Les neuf gouvernements établirent une Commission des crimes de guerre (War Crimes Committee) afin de rassembler des informations sur les atrocités et sur leurs auteurs; cette institution allait devenir la Commission pour les crimes de guerre des Nations Unies. Churchill autorisa les juristes du gouvernement britannique à enquêter sur les crimes de guerre allemands et confia la direction de l'enquête au procureur général David Maxwell Fyfe. Quelques mois plus tard, le New York Times publia un article affirmant que le gouvernement polonais en exil avait identifié dix criminels de guerre importants. Le premier sur la liste était celui de Hans Frank, juste au-dessus de celui du gouverneur Otto Von Wachter, l'ancien camarade de classe de Lauterpacht à Vienne.
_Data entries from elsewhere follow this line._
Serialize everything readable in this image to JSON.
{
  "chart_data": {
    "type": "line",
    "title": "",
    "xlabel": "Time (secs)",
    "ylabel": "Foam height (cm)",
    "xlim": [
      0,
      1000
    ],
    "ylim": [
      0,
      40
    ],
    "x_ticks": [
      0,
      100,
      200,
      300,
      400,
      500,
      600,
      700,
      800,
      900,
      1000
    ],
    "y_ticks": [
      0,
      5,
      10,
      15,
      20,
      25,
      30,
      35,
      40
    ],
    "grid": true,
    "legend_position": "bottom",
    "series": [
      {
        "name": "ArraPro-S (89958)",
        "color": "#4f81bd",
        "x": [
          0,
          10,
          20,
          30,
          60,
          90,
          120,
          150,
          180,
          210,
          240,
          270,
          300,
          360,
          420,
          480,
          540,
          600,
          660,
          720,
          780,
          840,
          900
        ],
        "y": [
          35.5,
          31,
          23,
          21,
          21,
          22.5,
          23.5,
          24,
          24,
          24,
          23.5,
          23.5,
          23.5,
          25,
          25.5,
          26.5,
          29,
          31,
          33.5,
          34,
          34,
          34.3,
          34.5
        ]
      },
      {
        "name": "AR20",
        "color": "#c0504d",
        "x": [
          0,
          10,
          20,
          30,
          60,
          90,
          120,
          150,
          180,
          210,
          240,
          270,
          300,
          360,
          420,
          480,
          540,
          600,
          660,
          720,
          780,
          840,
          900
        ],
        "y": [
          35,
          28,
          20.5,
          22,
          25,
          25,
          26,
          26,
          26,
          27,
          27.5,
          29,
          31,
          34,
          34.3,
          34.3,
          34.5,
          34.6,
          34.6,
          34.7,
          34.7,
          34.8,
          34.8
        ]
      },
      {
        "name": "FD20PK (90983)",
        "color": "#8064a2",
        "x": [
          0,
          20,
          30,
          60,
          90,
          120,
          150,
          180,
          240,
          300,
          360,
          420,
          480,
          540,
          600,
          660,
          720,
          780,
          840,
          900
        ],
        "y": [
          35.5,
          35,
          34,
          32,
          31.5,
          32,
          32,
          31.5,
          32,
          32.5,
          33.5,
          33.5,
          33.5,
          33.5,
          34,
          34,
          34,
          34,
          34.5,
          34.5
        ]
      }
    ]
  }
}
Sur la base de ces nouveaux développements, Jackson prononça, à la fin de janvier à l'hôtel Waldorf, un discours intitulé "Non droit international" (International Lawlessness). Ecrit avec l'aide de Lauterpatch qui se trouvait dans la salle, le discours de Jackson décrivait la guerre et ses atrocités, la nécessité de recourir au droit et aux cours de justice "les meilleurs instruments jamais conçus pour endiguer la violence". Lauterpatch avait trouvé un allié pour défendre ses idées aux échelons les plus élevés du gouvernement américain. Ce que Jackson et lui-même ignoraient, c'était que les atrocités allaient atteindre le summum de l'horreur : trois jours plus tôt, dans une villa au bord du lac de Wannsee, dans la banlieue de Berlin, un groupe de hauts gradés nazis s'était secrètement accordé sur "La solution finale".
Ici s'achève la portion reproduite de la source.